Hopefully, when the MoBWIH project comes into place, on a 50 hectares land in Oyo town, Southwest of Nigeria, iconic names in women leadership across the black world will be the subjects of research for the contents of the facility. The land for the project was donated to Oranyan Heritage Foundation (OHF) by late Alaafin Adeyemi to the founder of OHF and Iya-laje of Oyo, Chief (Mrs) Comfort Titilola Orija-Adesoye, the museum was announced in 2021 during the 50th anniversary of the then Alaafin Adeyemi.
When the proposed-museum was announced, Greer assured that "a museum dedicated to the achievements of Nigerian, African and all women, past and present, is an idea that I want to be a part of." She added that the scope, depth and reach, "based in Oyo, will be ground-breaking. We all know that when girls and women are thriving: the family is thriving; the nation is thriving; the entire world is thriving."
Before the death of Alaafin Adeyemi, Greer, had a zoom meeting with the monarch and assured him of her commitment in seeing that the Museum of Black Women In History was a reality. Lanre Olagoke, co-founder of project consultant, Lumin-Artica Nigeria Ltd, recalled that the meeting, which had him and Chief Orija-Adesoye in attendance deliberated on the step-by-step process of ensuring that the museum becomes a reality.

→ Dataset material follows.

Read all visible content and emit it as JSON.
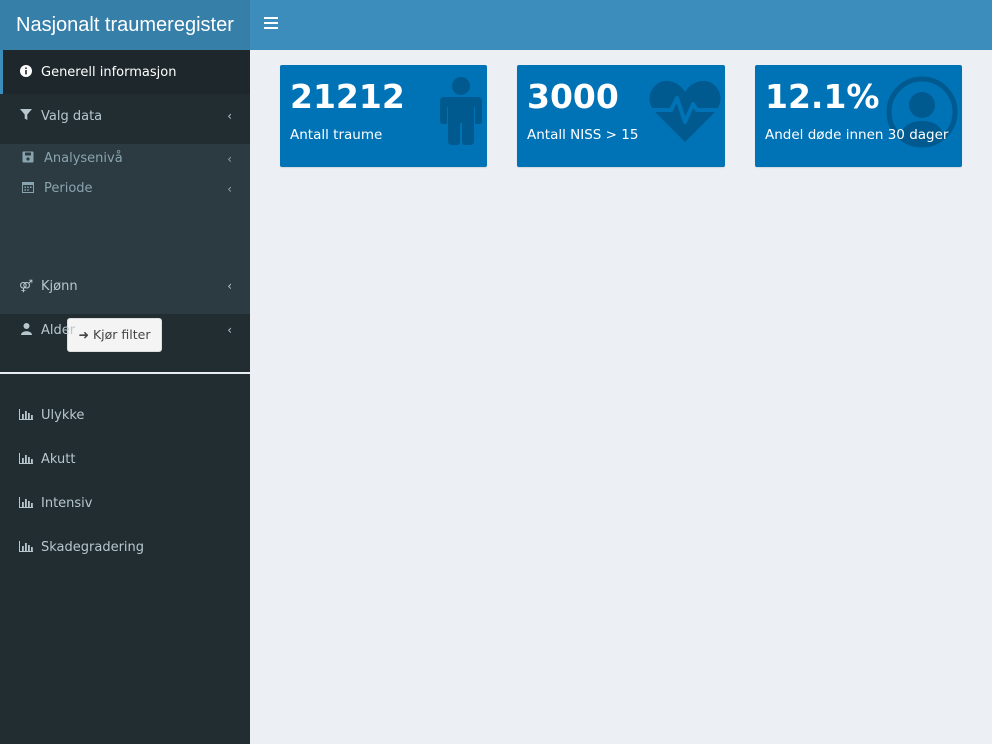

"Alaafin Adeyemi of blessed memory was very delighted that Greer, an expert in museum management was involved in the proposed-Museum of Black Women In History and gave his assurance that apart from the 50 hectares of land he donated for OHF, more supports will be given to the project," Olagoke, an artist and founder of U.K-based Art-Alive explained some excerpts from the meeting. Olagoke said Lumin-Artica is welcoming research entries for interested historians to submit entries on past black women leaders to: firstname.lastname@example.org
Speaking on the Feminine Power, the British Museum stated that the exhibition considers the influence of female spiritual power and what femininity means today. Engagement with contemporary worshippers, faith communities as well as the resource persons like Greer and others made the exhibition a reality, the British Museum noted.

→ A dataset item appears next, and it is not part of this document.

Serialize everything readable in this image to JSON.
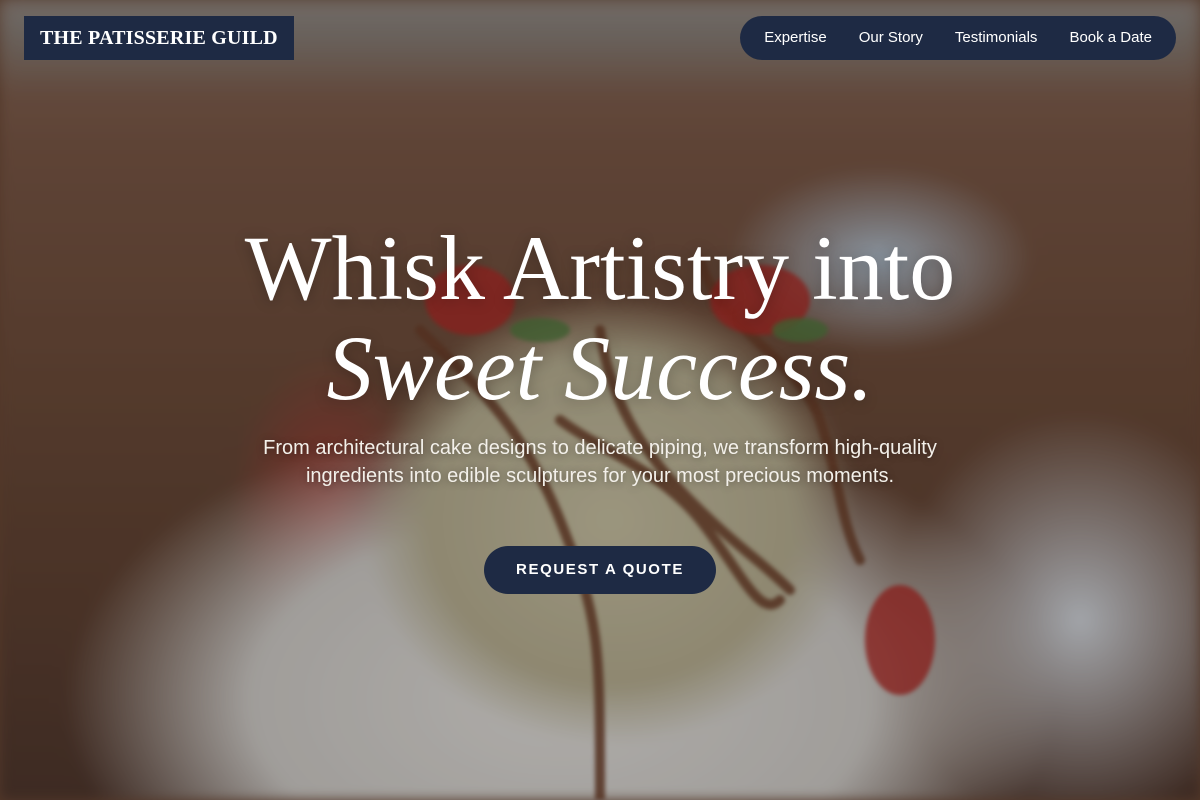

A curatorial note from the British Museum on the Feminine Power exhibition: "The exhibition seeks to explore the significant role that goddesses, demons, witches, spirits and saints have played – and continue to play – in shaping our understanding of the world.
"How do different traditions view femininity? How has female authority been perceived in ancient cultures? For insights, the exhibition looks to divine and demonic figures feared and revered for over 5,000 years," a curatorial note from The British Museum on the Feminine Power stated. "From wisdom, passion and desire, to war, justice and mercy, the diverse expression of female spiritual powers around the world prompts us to reflect on how we perceive femininity and gender identity today."
Excerpts from The British Museum's curatorial statement: "Bringing together sculptures, sacred objects and artworks from the ancient world to today, and from six continents, the exhibition highlights the many faces of feminine power – ferocious, beautiful, creative or hell-bent – and its seismic influence throughout time."
"The many ways that female power has been – and is today – perceived in cultures and spiritual traditions around the world offers a rich and fascinating source of inspiration for considering our own views on femininity and female authority. Discover what these diverse beings mean to people today through commentaries from faith communities and our guest contributors, and share your own views and reflections on this important conversation, in our interactive exhibition space."